As part of this, I wanted a barrier()
(analogous to MPI.Barrier()). I tried to use Event
to implement one, but ran into problems because I can’t tell the difference between set=false
because threads haven’t reached the barrier yet or set=false
because it was reset on leaving the barrier. I didn’t fully understand what the problem was, but it was fixed by making a copy of Event
that uses UInt8
instead of Bool
for its state, so that there are more than two states and I can check that all threads have reached the same barrier.
It turns out that my current implementation of this barrier()

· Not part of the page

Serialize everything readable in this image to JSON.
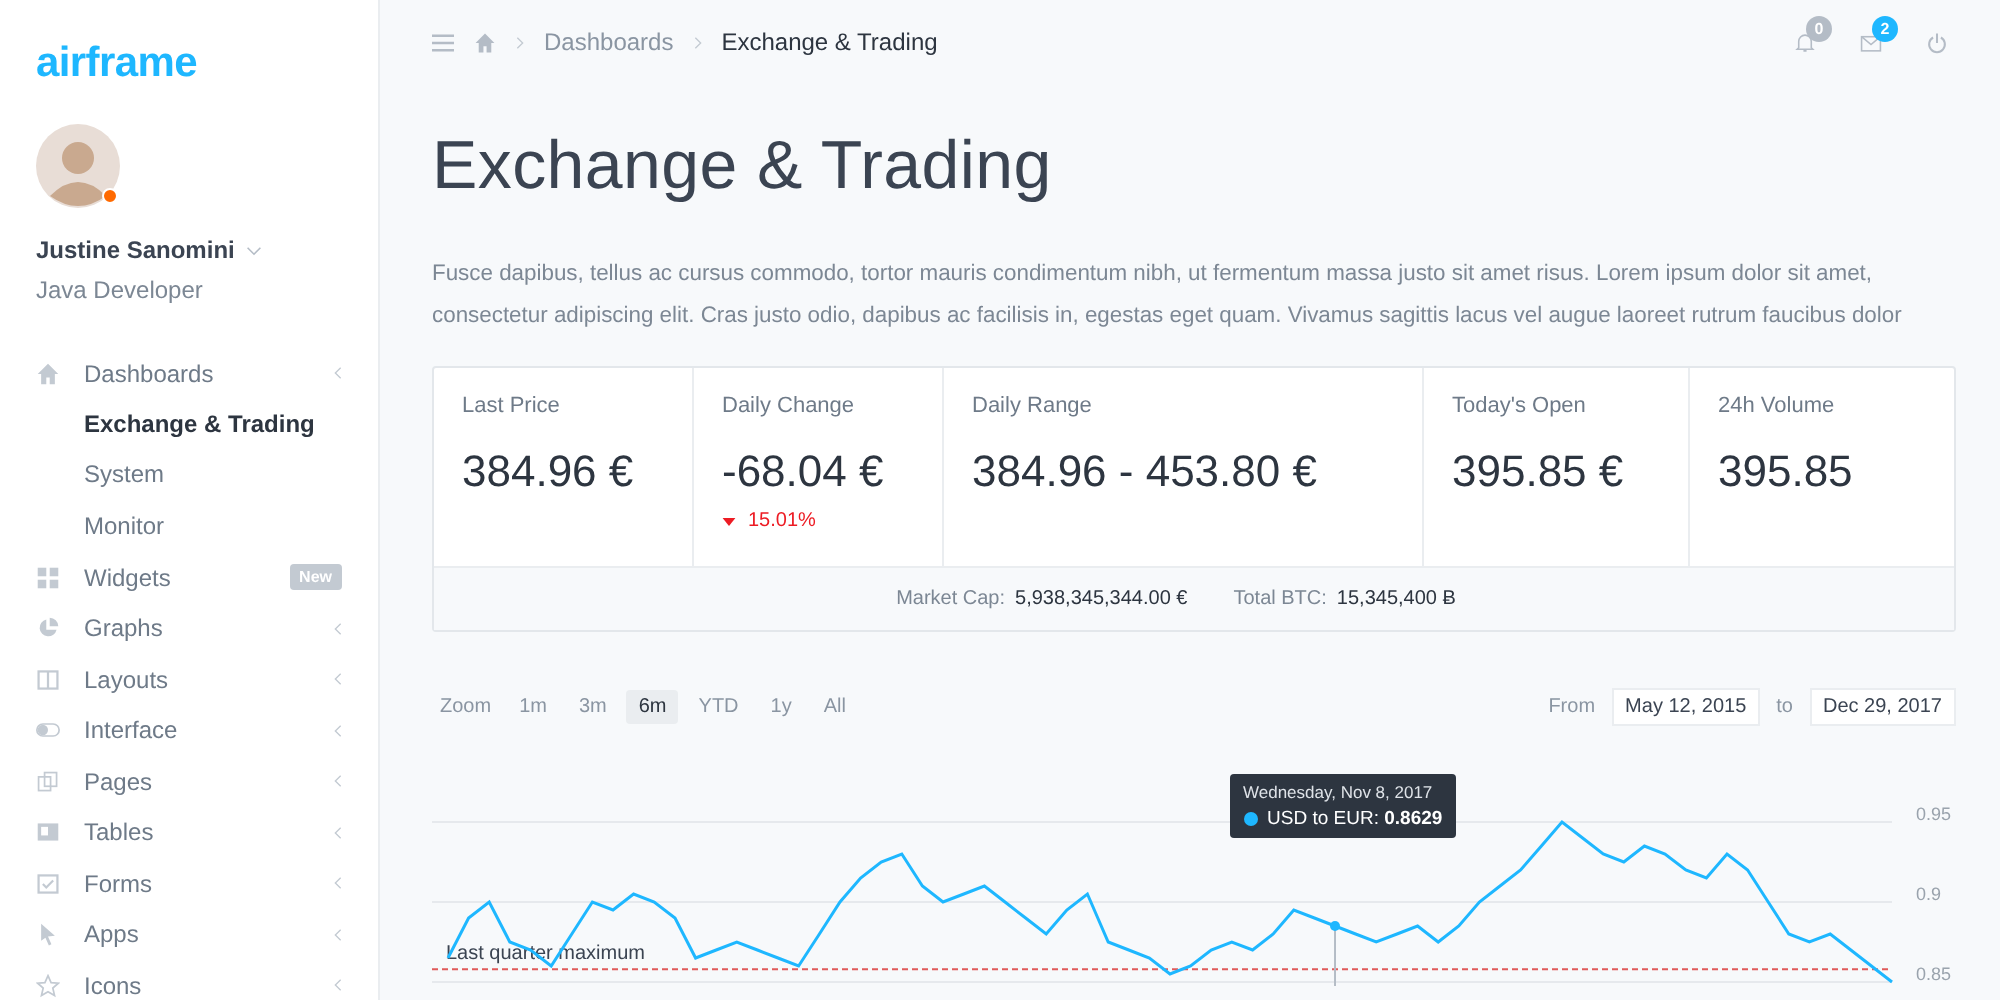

is much slower than using MPI.Barrier()
, I’m guessing this is related to the allocations happening within barrier()
- see below.
The problem
When I profile the following code, there are lots of allocations (when running on multiple threads - on a single thread the code short-cuts both for speed and to avoid using a zero-element Array)
module ThreadedTest
using Base.Threads: @threads, threadid, nthreads
import Base: wait, notify
mutable struct EventUInt
notify::Base.Threads.Condition
value::UInt8
EventUInt() = new(Base.Threads.Condition(), 0)
end
function wait(e::EventUInt, value::UInt8)
e.value == value && return
lock(e.notify)
try
while e.value != value
wait(e.notify)
end
finally
unlock(e.notify)
end
nothing
end
function notify(e::EventUInt)
lock(e.notify)
retval = UInt8(0)
try
e.value += UInt8(1)
retval = e.value
notify(e.notify)
finally
unlock(e.notify)
end
return retval
end
function get_value(e::EventUInt)
retval = UInt8(0)
lock(e.notify)
try
retval = e.value
finally
unlock(e.notify)
end
return retval
end
function reset(e::EventUInt)
lock(e.notify)
try
e.value = 0
finally
unlock(e.notify)
end
return nothing
end
function reset(events::Vector{EventUInt})
for e ∈ events
reset(e)
end
end
const _worker_events = [EventUInt() for _ ∈ 1:nthreads()-1]
const _master_event = EventUInt()
function barrier()
myid = threadid()
if nthreads() == 1
return
elseif myid == 1
value = get_value(_master_event) + UInt8(1)
for e in _worker_events
wait(e, value)
end
notify(_master_event)
else
value = notify(_worker_events[myid-1])
wait(_master_event, value)
end
return nothing
end
function driver(n)
for i = 1:n
barrier()
end
return nothing
end
function main(n)
reset(_worker_events)
reset(_master_event)
@threads for i = 1:nthreads()
driver(n)
end
end
end # ThreadedTest
using .ThreadedTest: main
using Profile
main(1)
Profile.clear_malloc_data()
main(1000000)
The worst offender is the line wait(e.notify)
in function wait(e::EventUInt, value::UInt8)
, which allocates ~47MB, but even the previous line while e.value != value
allocates 6.8MB. Can anyone explain why this is happening? Apart from changing Bool
→ UInt8
and passing in a value, EventUInt
and wait(e::EventUInt, value::Uint8)
are copies of Event
and wait(e::Event)
from Base: https://github.com/JuliaLang/julia/blob/v1.6.2/base/lock.jl.
I tested mainly on julia-1.6.2, but noticed there were some recent improvements to profiling multi-threaded code (https://github.com/JuliaLang/julia/pull/41742), so repeated with the latest master
(at 5fb27b2cd), but got the same results.
PS I did memory profiling by running the code snippet above with julia -t 2 -O3 --check-bounds=no --track-allocation=user threads_mwe.jl
, and reading the values saved in threads_mwe.jl.*.mem
Sorry for the long post - thanks for reading!